Das Ergebnis war ein Schisma, wenn auch keines der italienischen Kirche, aber zumindest eines der katholischen Wählerschaft – eine Trennung zwischen denen, die gegenüber Migranten eine Willkommenshaltung einnahmen, und denen, die die Grenzen geschlossen halten wollten. „Die Spaltung wird immer offensichtlicher“, sagt Comodo. Einige linksgerichtete Katholiken erwägen bereits die Gründung einer neuen politischen Partei, gemeinsam mit Gruppierungen, die ähnliche Ansichten vertreten.
Und als im Juni das Thema Migration wieder die Schlagzeilen des Landes bestimmte, präsentierte das katholische wöchentliche Familienmagazin „Famiglia Cristiana“ ein Titelbild mit dem Führer der Lega und einer Überschrift, die auf die Worte Jesu anspielte: „Vade Retro Salvini“ (Weiche von mir, Salvini).

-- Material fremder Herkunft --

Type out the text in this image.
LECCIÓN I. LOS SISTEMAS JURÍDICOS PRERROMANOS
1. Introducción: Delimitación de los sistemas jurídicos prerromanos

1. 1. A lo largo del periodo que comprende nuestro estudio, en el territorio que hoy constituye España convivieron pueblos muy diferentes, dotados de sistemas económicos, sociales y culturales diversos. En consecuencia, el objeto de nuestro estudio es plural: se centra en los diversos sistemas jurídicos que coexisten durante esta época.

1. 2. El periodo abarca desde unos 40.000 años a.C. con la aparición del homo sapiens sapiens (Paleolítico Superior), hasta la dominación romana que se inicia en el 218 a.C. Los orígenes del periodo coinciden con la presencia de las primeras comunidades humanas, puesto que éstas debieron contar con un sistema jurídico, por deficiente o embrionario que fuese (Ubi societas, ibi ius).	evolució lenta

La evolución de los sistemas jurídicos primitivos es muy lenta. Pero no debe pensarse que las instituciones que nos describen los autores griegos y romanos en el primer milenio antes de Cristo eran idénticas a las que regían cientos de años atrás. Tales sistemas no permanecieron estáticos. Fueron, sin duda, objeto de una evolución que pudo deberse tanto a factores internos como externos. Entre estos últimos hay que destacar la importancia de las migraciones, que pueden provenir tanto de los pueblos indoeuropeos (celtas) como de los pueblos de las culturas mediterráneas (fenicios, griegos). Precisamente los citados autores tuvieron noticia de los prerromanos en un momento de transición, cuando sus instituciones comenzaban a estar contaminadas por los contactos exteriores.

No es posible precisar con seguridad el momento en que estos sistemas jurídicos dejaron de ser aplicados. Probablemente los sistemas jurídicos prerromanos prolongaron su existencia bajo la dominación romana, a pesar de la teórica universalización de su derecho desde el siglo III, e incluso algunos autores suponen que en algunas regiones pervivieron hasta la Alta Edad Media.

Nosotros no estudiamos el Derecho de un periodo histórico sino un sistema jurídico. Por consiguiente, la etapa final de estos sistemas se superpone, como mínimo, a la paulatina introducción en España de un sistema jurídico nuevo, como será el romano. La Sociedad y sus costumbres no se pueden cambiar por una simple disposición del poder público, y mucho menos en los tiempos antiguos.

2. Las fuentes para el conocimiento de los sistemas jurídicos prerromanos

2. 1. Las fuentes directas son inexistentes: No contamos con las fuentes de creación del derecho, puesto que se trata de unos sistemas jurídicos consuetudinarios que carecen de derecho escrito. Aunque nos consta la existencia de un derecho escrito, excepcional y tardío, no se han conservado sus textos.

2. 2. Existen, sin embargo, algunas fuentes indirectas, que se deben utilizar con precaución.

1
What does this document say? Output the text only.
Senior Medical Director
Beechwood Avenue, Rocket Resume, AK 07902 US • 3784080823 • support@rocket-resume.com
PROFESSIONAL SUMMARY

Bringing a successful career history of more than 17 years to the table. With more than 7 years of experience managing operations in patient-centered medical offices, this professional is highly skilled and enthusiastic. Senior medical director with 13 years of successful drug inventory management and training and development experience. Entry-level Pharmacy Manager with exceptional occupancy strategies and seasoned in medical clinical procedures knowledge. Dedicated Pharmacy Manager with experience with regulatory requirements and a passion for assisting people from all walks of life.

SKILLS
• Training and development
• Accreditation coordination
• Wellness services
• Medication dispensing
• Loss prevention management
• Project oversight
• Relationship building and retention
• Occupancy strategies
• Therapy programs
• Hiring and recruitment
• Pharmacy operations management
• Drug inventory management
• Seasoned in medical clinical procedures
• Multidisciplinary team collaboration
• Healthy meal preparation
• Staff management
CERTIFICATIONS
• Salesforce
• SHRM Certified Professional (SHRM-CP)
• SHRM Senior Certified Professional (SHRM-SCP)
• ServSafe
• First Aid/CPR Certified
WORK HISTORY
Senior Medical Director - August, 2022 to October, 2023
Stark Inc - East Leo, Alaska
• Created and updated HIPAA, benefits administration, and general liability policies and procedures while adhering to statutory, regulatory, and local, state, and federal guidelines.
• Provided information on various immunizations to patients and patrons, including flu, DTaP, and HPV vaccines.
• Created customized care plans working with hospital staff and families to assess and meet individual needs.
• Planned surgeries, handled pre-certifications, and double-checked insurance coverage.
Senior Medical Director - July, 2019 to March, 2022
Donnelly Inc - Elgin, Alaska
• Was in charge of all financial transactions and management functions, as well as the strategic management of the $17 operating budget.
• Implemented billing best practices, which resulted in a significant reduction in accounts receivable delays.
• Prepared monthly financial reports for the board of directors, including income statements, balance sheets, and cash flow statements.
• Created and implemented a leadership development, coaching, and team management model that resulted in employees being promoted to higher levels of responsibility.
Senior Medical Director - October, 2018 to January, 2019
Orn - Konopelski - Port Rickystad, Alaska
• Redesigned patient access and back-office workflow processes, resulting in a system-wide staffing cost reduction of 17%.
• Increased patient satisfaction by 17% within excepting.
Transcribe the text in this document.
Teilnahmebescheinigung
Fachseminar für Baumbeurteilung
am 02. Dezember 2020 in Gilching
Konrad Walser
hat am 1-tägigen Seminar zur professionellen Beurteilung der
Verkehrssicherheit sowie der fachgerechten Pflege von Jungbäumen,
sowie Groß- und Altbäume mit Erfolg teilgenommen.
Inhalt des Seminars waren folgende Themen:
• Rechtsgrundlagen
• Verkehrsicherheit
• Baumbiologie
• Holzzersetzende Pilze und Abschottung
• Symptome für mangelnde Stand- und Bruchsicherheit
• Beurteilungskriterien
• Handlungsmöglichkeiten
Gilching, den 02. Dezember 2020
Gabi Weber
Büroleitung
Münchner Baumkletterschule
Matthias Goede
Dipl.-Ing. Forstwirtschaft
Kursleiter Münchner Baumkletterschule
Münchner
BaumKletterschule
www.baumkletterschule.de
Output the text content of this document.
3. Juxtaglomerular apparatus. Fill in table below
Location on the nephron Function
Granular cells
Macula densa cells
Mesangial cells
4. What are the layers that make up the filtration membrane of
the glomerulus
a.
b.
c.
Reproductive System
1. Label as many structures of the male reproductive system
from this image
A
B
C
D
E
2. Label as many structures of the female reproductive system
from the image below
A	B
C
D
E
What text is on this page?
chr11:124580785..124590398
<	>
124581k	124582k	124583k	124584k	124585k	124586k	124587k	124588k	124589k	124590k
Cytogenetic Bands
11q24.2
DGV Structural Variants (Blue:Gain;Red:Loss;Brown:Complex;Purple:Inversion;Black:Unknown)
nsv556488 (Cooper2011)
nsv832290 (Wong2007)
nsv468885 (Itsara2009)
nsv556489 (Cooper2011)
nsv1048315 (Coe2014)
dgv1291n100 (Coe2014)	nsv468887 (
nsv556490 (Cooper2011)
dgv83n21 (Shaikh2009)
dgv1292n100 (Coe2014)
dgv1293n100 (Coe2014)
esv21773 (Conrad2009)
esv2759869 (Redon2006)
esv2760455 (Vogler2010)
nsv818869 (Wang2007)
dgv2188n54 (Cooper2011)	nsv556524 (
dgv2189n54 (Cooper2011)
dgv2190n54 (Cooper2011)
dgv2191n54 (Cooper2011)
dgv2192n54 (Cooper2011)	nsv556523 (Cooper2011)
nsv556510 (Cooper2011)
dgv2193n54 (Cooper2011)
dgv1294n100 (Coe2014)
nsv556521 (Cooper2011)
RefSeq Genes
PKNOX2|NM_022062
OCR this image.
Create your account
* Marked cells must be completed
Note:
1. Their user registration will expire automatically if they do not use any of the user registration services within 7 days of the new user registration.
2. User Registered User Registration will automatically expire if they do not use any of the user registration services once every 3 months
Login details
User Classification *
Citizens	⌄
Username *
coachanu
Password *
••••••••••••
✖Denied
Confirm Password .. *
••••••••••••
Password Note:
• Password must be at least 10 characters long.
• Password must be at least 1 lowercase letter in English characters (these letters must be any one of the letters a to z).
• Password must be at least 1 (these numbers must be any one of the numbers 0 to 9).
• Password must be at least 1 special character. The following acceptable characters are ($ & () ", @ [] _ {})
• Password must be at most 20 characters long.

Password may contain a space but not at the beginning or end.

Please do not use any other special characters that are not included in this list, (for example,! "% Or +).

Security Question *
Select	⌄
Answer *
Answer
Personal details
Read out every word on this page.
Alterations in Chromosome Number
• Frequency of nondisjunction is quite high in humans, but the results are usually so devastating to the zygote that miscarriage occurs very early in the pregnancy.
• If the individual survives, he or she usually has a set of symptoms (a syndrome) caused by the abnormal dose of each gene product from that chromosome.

Der italienischen Zeitung „Il Corriere della Sera“ zufolge hielten die italienischen Bischöfe die Überschrift für „kontraproduktiv“, da sie die „Feindschaft gegenüber der katholische Kirche anheizt und die Katholiken noch weiter spaltet“.
Franziskus scheint seine Botschaft zwischenzeitlich abgemildert zu haben. An Bord des päpstlichen Flugzeugs erneuerte der Papst gegenüber Journalisten seinen Aufruf an die Länder der Welt, Migranten aufzunehmen. Diese Mal jedoch mit einer Einschränkung: „Jedes Land muss dies mit Klugheit regeln und so viele Flüchtlinge aufzunehmen, wie es integrieren, weiterbilden und in Arbeit bringen kann“, sagte er.